No shortage of hit-and-runs in NE Fla.
Updated On: Jan 07 2013 08:40:19 PM EST
It's been nearly two years since Mandy Wrigley lost her son, Bryan Wrigley, when he was hit riding his bicycle in St. Johns County. Whoever hit him didn't stop and to this day hasn't been caught.
"The second year is terrible and we just want to bring justice for Bryan, and Bryan deserves justice," Mandy Wrigley said in a phone interview. "And the Good Book says you have to forgive. Well, I want this person to come to me and ask me for forgiveness. And I want to hope that I'm a big enough person that I can give forgiveness, but this person needs to own up that they have killed a person, they have killed a young man that had a great future."
Bryan Wrigley (pictured, below) is just one of several people killed in hit-and-runs in northeast Florida in recent years, and his case is also one of many that remain unsolved. In fact, according to Channel 4 records, there were 13 unsolved cases that ended in death or life-threatening injuries in just the last year.

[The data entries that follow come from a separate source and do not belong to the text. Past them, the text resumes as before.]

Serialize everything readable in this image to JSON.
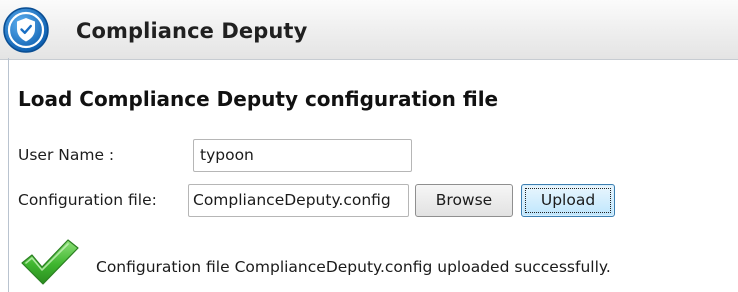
{
  "app": {
    "title": "Compliance Deputy",
    "logo_icon": "shield-check-icon"
  },
  "page": {
    "heading": "Load Compliance Deputy configuration file"
  },
  "form": {
    "user_name_label": "User Name :",
    "user_name_value": "typoon",
    "config_file_label": "Configuration file:",
    "config_file_value": "ComplianceDeputy.config",
    "browse_label": "Browse",
    "upload_label": "Upload"
  },
  "status": {
    "icon": "checkmark-icon",
    "message": "Configuration file ComplianceDeputy.config uploaded successfully."
  },
  "colors": {
    "logo_blue": "#1a6fc4",
    "success_green": "#3fb62f",
    "upload_border": "#3c7fb1"
  }
}
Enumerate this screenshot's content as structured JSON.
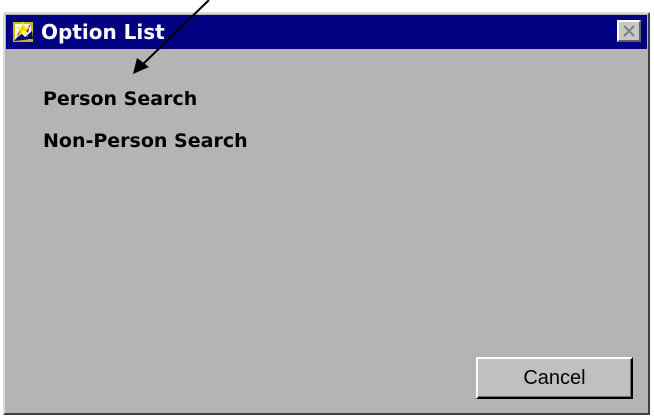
{
  "window": {
    "title": "Option List",
    "title_bar_color": "#000080",
    "body_color": "#b4b4b4",
    "app_icon": "app-icon",
    "close_icon": "close-icon"
  },
  "options": [
    {
      "label": "Person Search"
    },
    {
      "label": "Non-Person Search"
    }
  ],
  "buttons": {
    "cancel_label": "Cancel"
  },
  "annotation": {
    "type": "arrow",
    "points_to": "Person Search"
  }
}
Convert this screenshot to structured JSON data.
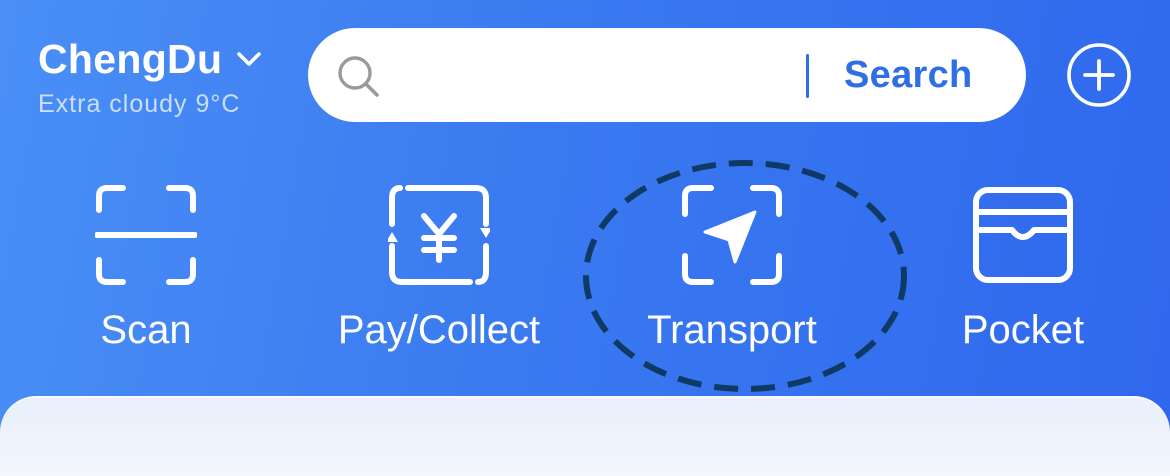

Below is a list of those cases:
- 46-year-old killed on Westside
- 49-year-old killed in St. Augustine
- 24-year-old killed in Palm Coast
- 54-year-old killed on Northside
- 17-year-old critically hurt in Palm Coast
- 52-year-old killed in St. John's County
- 52-year-old killed in Live Oak
- 48-year-old killed in Mandarin
- 74-year-old killed on Westside
- Man of unknown age critically injured on Westside
- 53-year-old killed on Matthews Bridge
- 54-year-old killed in Arlington
- 47-year-old critically injured in Northwest Jacksonville
The cases are being investigated in many different cities, but by several agencies, such as the Florida Highway Patrol.
FHP Capt. Keith Gaston said that in his area, there are not a lot of unsolved hit-and-runs, relatively speaking. He said there are only a few left outstanding from the Jacksonville office, and he said there's good evidence in each case, making him confident arrests will be made.
"But when the person just opts to leave the scene and not take responsibility for that, we take it very personal," Gaston said. "We've got a couple of investigators that I describe as bulldogs."
The list of unsolved cases, however, compiles cases from half a dozen different local agencies.
"It can be months, sometimes it can be years," Gaston said of solving hit-and-runs.
Channel 4 crime analyst Ken Jefferson says the cases aren't easy, and detectives must work extra hard to solve them. That's why they need the public to work as an extra set of eyes and ears and report what they see.
"A key element to a hit-and-run is a third party that actually witnessed it, No. 1," Jefferson said. "No. 2, physical evidence that could be a result of the crash from the other vehicle left at the scene that investigators can collect."